Dec. 8, 2024, 12:38 p.m.

Perfect Sentences, 102

Perfect Sentences

In Rome, the old rug that ties Western Civ together, empire began with Caesar thrice refusing the crown.

“Mobs beget mobsters”, Matt Pearce in his newsletter

Robin submitted half of this sentence as a “perfect phrase”, which unfortunately breaks the rules of the newsletter. And I think it actually is pretty perfect with the rest of it. “Ceasar thrice refusing the crown” could be a Mountain Goats song.


While fish physiology is, in many ways, similar to humans’, there are some key differences.

“Fish Have a Brain Microbiome.
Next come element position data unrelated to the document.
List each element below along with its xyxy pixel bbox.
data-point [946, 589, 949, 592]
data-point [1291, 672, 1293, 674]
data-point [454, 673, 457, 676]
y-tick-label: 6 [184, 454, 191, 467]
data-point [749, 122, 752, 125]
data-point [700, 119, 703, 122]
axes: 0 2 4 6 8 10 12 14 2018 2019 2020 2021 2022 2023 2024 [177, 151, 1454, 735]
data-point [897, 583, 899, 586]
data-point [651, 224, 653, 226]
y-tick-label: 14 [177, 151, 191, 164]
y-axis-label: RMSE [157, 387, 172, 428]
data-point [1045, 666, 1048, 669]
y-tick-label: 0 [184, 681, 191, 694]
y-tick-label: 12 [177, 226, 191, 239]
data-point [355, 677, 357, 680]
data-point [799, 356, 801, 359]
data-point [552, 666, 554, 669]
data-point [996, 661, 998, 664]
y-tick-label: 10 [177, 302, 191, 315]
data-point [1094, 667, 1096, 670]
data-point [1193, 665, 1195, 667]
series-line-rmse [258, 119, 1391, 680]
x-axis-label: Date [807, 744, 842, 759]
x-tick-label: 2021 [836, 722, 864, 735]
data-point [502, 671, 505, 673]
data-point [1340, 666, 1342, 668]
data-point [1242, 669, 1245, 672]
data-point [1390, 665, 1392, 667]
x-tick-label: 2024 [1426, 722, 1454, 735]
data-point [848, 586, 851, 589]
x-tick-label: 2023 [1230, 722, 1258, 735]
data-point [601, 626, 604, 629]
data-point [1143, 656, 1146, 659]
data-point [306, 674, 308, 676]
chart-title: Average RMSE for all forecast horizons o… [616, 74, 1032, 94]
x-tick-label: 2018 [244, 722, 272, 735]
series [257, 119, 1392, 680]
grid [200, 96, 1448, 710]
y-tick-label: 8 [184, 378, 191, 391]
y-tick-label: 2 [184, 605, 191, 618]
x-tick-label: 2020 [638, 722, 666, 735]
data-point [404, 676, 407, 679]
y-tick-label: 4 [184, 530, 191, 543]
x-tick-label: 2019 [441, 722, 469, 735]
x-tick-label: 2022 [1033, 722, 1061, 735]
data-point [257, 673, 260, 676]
Could Humans Have One Too?”, Yasemin Saplakoglu for Quanta Magazine

Submitted by Ranjit.


He was superintellectual but, on the other hand, he also wrote a lot of porn.

Fey Fey in an interview with T Magazine

It isn’t required that you know this sentence is about Georges Bataille, but it is very funny that it’s about him.


I'm fucking blasted and hanging out in the weirdest scene because history happened at a deeply inconvenient hour.

Sarah Jeong posting through the overthrow of the South Korean presidency on Bluesky


My cheekbone, my body, the way I raise my hands, the uniform, the extras behind me, the green, the explosions: It’s a big soup, and I’m just trying to be the best carrot I can be in that soup.

Willem Dafoe in an interview with Matt Zoller Seitz in Vulture

Submitted by James.


Horror owes you nothing, just as America owes you nothing.

Brendan C. Byrne reviewing Negative Space by B.R. Yeager in The Whitney Review of New Writing, issue 4

Some bias here because Brendan is a friend and past collaborator, but he’s also very good.


Everything is alive, in terms of the sorrow, the grief, the joy, the ambitions, the pettiness, the jealousy, the aspirations, all of it.

Claudia Rankine in an interview with E.Jane in The Whitney Review of New Writing, issue 4

I am so grateful that Whitney Mallett decided to make an exclusively print magazine in this accursedly online day and age.


Moloch whose fate is a cloud of sexless hydrogen!

“Howl”, Allen Ginsberg

Via someone posting an excerpt of the poem on Bluesky, I don’t go around re-reading epic poems just because.